Aunque antes ya os he comentado la incidencia de los cursos on line, por los que prevemos que pasarán casi 3.500 alumnos (más del 40% del total), querría también comentar brevemente la continuidad de nuestras comunidades de aprendizaje (CoP).

Comenzamos con ellas en el plan 2011, y estamos consiguiendo implantar un modelo de aprendizaje colaborativo del que los participantes salen muy satisfechos, tanto por lo aprendido como por los productos obtenidos. Para 2017 hay previstas en el plan 5 nuevas comunidades, pero es probable que a lo largo del año surja alguna más. 

Por otra parte, continuaremos con las jornadas de networking. Se irán incorporando en el plan a medida que se vayan programando. Y también hacer mención a otras experiencias de aprendizaje informal, de las que ya hemos hablado en otras ocasiones en este blog, y que en la medida que consigamos que enraícen, deberán tener un lugar de privilegio en los planes anuales.

Calendarios y procedimientos:

El pasado día 18 se puso en marcha la convocatoria de una parte importante del plan, es decir, el período para que los empleados públicos de los ayuntamientos y de los departamentos de la diputación puedan (podáis) solicitar aquellos cursos que respondan a vuestras necesidades formativas. El plazo estará abierto hasta el próximo 8 de febrero.

Antes de solicitar un curso, es muy importante que leáis detenidamente las características del mismo, objetivos, contenidos y sobre todo el perfil de destinatarios. Si os surge alguna duda al respecto, no dudéis en contactar con el personal del departamento de formación.

Aunque como os decía, el Plan tiene un total de 193 cursos, en esta convocatoria de la que os hablo, han salido un total de 137, por lo que quedan 56 pendientes de convocar. Se trata de aquellas acciones formativas de las que nos faltan todavía datos, bien materiales, bien disponibilidad de profesorado, o cuestiones de tipo organizativo. Por lo tanto, si observáis en el plan algún curso que os interesa, pero no lo veis en la convocatoria, tendréis que esperar a que lancemos el programa. Todos y cada uno de ellos, serán objeto de convocatorias singulares que se difundirán por los medios habituales.

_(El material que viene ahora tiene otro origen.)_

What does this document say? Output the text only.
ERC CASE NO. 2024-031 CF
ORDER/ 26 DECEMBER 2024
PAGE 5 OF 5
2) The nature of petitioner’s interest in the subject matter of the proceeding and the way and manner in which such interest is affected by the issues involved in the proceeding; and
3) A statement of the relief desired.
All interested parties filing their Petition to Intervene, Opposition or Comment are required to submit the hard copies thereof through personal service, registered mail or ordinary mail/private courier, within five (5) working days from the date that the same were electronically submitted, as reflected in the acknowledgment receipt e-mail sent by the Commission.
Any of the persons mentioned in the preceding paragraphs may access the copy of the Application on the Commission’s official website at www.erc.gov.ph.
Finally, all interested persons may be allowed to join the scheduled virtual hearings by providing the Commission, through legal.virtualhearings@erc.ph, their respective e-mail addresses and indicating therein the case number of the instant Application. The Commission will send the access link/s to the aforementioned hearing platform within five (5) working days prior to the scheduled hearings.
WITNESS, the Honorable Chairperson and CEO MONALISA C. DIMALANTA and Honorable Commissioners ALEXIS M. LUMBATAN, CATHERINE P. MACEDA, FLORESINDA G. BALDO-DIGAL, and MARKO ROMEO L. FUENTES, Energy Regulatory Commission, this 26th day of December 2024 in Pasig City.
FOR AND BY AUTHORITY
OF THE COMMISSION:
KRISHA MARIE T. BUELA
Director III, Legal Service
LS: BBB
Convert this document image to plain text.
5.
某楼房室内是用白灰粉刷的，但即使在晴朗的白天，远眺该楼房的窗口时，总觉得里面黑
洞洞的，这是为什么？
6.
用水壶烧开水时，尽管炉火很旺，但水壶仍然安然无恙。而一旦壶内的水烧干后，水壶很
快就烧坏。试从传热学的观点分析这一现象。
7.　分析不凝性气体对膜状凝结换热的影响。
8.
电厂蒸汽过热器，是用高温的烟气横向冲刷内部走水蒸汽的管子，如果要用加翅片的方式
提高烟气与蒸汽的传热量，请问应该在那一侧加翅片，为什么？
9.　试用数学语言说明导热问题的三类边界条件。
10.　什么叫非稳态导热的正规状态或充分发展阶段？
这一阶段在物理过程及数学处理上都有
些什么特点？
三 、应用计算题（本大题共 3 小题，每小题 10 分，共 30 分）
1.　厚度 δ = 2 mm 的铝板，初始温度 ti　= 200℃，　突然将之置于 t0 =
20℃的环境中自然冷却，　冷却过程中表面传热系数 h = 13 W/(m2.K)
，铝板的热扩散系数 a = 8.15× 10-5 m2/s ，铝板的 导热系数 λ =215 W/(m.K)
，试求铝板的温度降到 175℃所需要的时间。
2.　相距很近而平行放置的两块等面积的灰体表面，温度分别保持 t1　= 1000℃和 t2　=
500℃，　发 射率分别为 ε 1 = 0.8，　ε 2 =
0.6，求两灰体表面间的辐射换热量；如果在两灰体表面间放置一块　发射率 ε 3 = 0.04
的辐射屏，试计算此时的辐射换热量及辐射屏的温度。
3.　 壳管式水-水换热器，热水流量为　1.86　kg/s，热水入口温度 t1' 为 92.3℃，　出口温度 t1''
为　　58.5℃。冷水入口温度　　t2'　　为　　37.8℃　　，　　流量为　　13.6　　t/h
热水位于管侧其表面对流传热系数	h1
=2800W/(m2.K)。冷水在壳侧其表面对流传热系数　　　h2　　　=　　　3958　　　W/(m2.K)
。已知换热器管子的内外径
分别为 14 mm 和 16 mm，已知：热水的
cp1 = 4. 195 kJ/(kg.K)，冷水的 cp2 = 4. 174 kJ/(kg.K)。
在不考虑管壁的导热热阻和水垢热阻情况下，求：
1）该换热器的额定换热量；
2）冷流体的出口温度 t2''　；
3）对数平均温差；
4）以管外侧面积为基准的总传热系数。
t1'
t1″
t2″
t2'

Las solicitudes que ahora hacéis, llegan a vuestros ayuntamientos o departamentos. En cada uno de ellos hay una persona responsable de los temas de formación que, a posteriori, y de manera telemática, nos las enviarán priorizadas, y que será nuestra base para programar. Ante cualquier duda sobre el procedimiento, también podéis acudir a estas personas.

El cartel:

Los carteles que ayudan e ilustran la difusión del plan, los últimos años están diseñados por el personal del propio departamento. En esta ocasión, ha sido obra de Mª José Esplá, Itziar Esteban y Cristina Alepuz. Lo tenéis al comienzo de este post. Magnífico trabajo, chicas!!